Путятин скрылся за боярышником, спустился по тропе и снова поднялся, ближе к КСП, куда один за другим шли солдаты с корзинами или наплечными мешками, подвешенными на мягких поясах. Солдаты двигались молча, гуськом, по скользкой, узкой тропинке, идущей по краю ущелья, откуда доносились запахи сырости и глухое ворчание воды.
- Делать - не переделать, а радует, - сказал Денисов.
- Почему радует?
- Примета такая: если начинают строить КСП, наступает стабилизация. Границу двигать не будут.
- Мина со стабилизатором, а летит.
- Потому и летит, куда надо. Не будь стабилизатора, кувыркалась бы...
Денисов присел на траву, наблюдая за птицей с острыми крыльями и поджатыми лапами. Птица парила на тугом плече воздушного потока и, казалось, прощалась с розовым закатом, купаясь в нем, золотя свои перья.
- Заметил я, Денисов, у тебя что-то свое на уме, - сказал Сушняк.
- А у тебя разве чужое?
Денисов следил за птицей и вслушивался в обманчивую тишину гор.
- Спросил бы меня лучше, о ком я думаю. Я бы ответил: о младшем лейтенанте Строгове.
- С чего бы покойника-то вспомнил?
- Когда зачитали указ о посмертном награждении, стоял в строю и думал: не удалось Строгову стать старшим лейтенантом, майором, не успел покрасоваться с орденом. Мечтал Строгов получить Боевое Красное Знамя, такое же, как и у его отца.

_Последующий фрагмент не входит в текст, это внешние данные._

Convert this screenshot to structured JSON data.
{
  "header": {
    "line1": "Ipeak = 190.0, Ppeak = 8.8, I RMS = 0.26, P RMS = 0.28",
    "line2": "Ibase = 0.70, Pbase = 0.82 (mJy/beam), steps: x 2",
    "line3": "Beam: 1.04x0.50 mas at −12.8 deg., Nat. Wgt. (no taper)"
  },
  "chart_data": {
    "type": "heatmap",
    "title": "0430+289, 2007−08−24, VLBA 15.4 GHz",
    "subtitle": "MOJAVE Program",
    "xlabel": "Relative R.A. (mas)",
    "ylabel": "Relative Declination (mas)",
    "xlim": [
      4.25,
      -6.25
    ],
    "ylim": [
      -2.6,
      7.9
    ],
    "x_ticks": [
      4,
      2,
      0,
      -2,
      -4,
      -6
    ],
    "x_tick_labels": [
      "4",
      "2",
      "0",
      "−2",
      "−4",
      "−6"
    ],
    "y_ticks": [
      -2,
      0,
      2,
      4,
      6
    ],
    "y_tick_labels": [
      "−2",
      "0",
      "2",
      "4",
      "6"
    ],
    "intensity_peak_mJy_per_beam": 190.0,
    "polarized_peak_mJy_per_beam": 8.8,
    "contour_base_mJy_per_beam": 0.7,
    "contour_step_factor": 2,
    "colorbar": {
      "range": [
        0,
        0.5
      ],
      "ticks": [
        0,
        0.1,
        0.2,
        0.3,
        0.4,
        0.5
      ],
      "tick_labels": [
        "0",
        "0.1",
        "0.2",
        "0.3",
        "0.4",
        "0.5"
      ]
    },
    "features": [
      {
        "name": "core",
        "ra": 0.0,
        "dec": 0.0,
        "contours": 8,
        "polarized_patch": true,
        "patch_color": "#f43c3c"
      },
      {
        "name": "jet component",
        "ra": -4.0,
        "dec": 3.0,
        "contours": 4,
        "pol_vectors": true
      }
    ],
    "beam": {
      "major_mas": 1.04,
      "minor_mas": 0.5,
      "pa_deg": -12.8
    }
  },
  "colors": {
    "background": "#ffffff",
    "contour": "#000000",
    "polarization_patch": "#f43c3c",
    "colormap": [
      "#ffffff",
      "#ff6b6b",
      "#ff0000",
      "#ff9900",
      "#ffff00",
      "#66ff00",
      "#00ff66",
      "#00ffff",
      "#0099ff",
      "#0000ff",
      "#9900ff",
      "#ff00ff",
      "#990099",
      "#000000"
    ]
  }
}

- Слыхал я про его батьку. У Котовского, говорят, служил. У Котовского или у кого?
- Какое это имеет значение?
- Как какое? У Котовского так у Котовского, а у Пантикова... Кто слыхал о Пантикове? Сплоховал твой младший лейтенант...
На усмешку Сушняка Денисов ответил с обидчивой горячностью:
- Сплоховал, говоришь? А как дрался!
- Дрался как надо, не спорю. А зачем позади себя подранка оставил?
Денисов удивленно приподнял тонкие, будто нарисованные брови, они черной лентой легли у переносья, спросил:
- А как же он должен был поступить?
- Добить. Бандит есть бандит.
- Разве угадаешь, кого миловать, а кого добивать, - раздумчиво заметил Денисов, и перед его мысленным взором одна за другой прошли картины, настойчиво напомнившие ему о его собственном поведении в схватках, когда над всеми чувствами берет верх только одно - чувство бойца. Когда глаз видит лишь одну черную точку - мушку, наведенную на врага; когда рука и плечо не дрогнут и пуля идет точно в цель; нет, он не миловал недруга, знал: или он врага, или враг его. Другого не дано!
Как будто и близко, а ой как далеко остались позади детские игры в казаков-разбойников, револьверы и рогатки, вырезанные из дерева, невинное оружие детства! Их было четверо, ребят-сверстников, и мечты их сходились только на одном: воевать за Родину. Слишком малы они были тогда, казалось, и не придется осуществиться их мечте, а вот пришлось... Строгов был слишком горяч и не всегда осмотрителен, он постоянно стремился вперед, не оглядываясь. А оглядываться надо б - глаза спереди, глаза сзади. Опытные старшины, такие же, как Сушняк, воспитали Денисова, храброго и осторожного воина, не краснобая, не хвастуна, рано повзрослевшего, рано окропленного кровью.
Горы постепенно темнели, сглаживались вершины, сливаясь с облаками, ветер слабо шевелил ветви, но тишина эта была обманчивой. Здесь всюду подстерегала пуля. В этих горах и лесах беспрестанно клокотала чья-то чужая жизнь, тайная и отвратительная, и им, молодым ребятам, приходилось очищать этот горный лесной район, чтобы можно было людям спокойно жить и работать.
Здесь, на краю обрыва, им было хорошо, с ними товарищи, которые, если нужно, всегда придут на помощь. Могучее братство ощущалось весомо и зримо. И эти размышления сами по себе вернули Денисова из воспоминаний в реальный мир. Он увидел заскучавшего Сушняка, услышал его хрипловатый голос, отдавший приказание закончить работу.